ただ、過ごしている駅ではないので、西口か東口か、その程度は少し迷って、それでもすんなりと着いた。
この本屋さんは大きいというか、むしろビルがまるごとひとつ、本屋さん。
なんと七階まである。
階ごとに扱っている本は分かれていて、一階と二階はコミックス。三階はライトノベル。四階は普通の小説、五階は参考書……といった具合である。なので、探し物をするのには割合、見付けやすいのであった。
美雪が向かったのは四階である。小説のコーナーにあるに決まっているので。エスカレーターで四階までのぼる。上がっていく間にも、目にはいるのは、棚に収納された、あるいは平置きされた、本、本、本。
見ているだけで既にパワーがもらえるようであった。手に取ればもっと強く感じられるだろう。
四階へ入り、入り口でちょっと悩んだ。奥へ歩いていこうと思ったけれど、ビルが高いだけではなく、フロアもそこそこ広い。やみくもに歩くよりは、最初から案内を見てしまったほうがラクだろう。
最近は電子端末で情報が見られる。これほど大きい本屋さんなので、当たり前のようにそのシステムは導入されているようであった。
探している欲しい本があるのなら、タイトルを入力すればどのあたりにあるのか、そして在庫はあるのか、などということまで調べられる。
もしくは、そこまでではないけれど、好きな作家がいるので、新作があるかとか、なんとなくラインナップを見てみたいとか。そういうときの検索もできる。

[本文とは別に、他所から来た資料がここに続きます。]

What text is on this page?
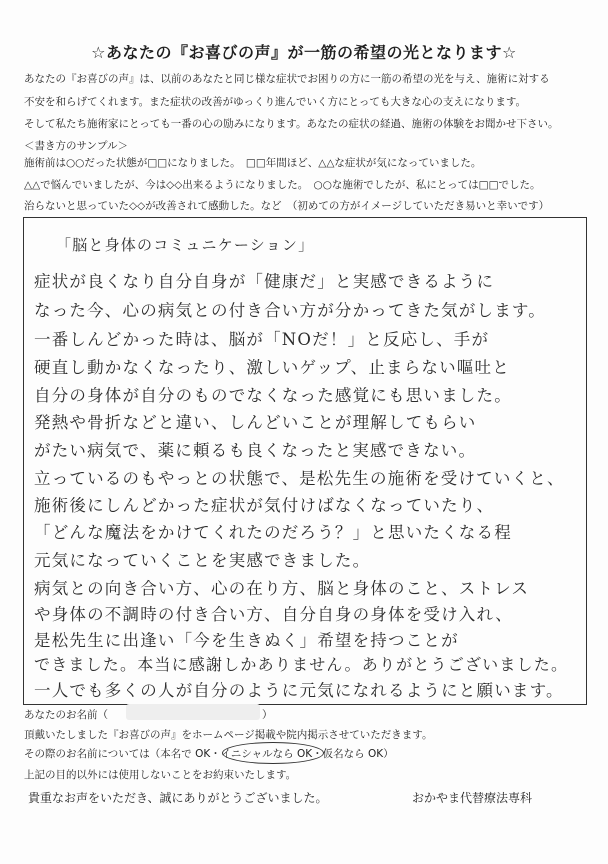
☆あなたの『お喜びの声』が一筋の希望の光となります☆
あなたの『お喜びの声』は、以前のあなたと同じ様な症状でお困りの方に一筋の希望の光を与え、施術に対する
不安を和らげてくれます。また症状の改善がゆっくり進んでいく方にとっても大きな心の支えになります。
そして私たち施術家にとっても一番の心の励みになります。あなたの症状の経過、施術の体験をお聞かせ下さい。
＜書き方のサンプル＞
施術前は○○だった状態が□□になりました。　□□年間ほど、△△な症状が気になっていました。
△△で悩んでいましたが、今は◇◇出来るようになりました。　○○な施術でしたが、私にとっては□□でした。
治らないと思っていた◇◇が改善されて感動した。など　（初めての方がイメージしていただき易いと幸いです）
「脳と身体のコミュニケーション」
症状が良くなり自分自身が「健康だ」と実感できるように
なった今、心の病気との付き合い方が分かってきた気がします。
一番しんどかった時は、脳が「NOだ！」と反応し、手が
硬直し動かなくなったり、激しいゲップ、止まらない嘔吐と
自分の身体が自分のものでなくなった感覚にも思いました。
発熱や骨折などと違い、しんどいことが理解してもらい
がたい病気で、薬に頼るも良くなったと実感できない。
立っているのもやっとの状態で、是松先生の施術を受けていくと、
施術後にしんどかった症状が気付けばなくなっていたり、
「どんな魔法をかけてくれたのだろう？」と思いたくなる程
元気になっていくことを実感できました。
病気との向き合い方、心の在り方、脳と身体のこと、ストレス
や身体の不調時の付き合い方、自分自身の身体を受け入れ、
是松先生に出逢い「今を生きぬく」希望を持つことが
できました。本当に感謝しかありません。ありがとうございました。
一人でも多くの人が自分のように元気になれるようにと願います。
あなたのお名前（	）
頂戴いたしました『お喜びの声』をホームページ掲載や院内掲示させていただきます。
その際のお名前については（本名で OK・イニシャルなら OK・仮名なら OK）
上記の目的以外には使用しないことをお約束いたします。
貴重なお声をいただき、誠にありがとうございました。	おかやま代替療法専科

よって美雪は電子端末に近付き、ちょっと悩んで『石川啄木』と入力した。
すぐに出てくる。勿論、詩歌の本のあるコーナーが出てきた。どうやらお店の奥のほうだ。
どの本に例の歌が収録されているかはわからなかったので、それは実物を見なくてはだろう。
気に入れば買いたくなるかもしれなかったので、いくつか本をタッチして、在庫があるかどうかをざっとチェック。何冊かはありそうだった。よって、そこで検索はおしまいにして、マップに示されていた通りのコーナーへ向かったのだった。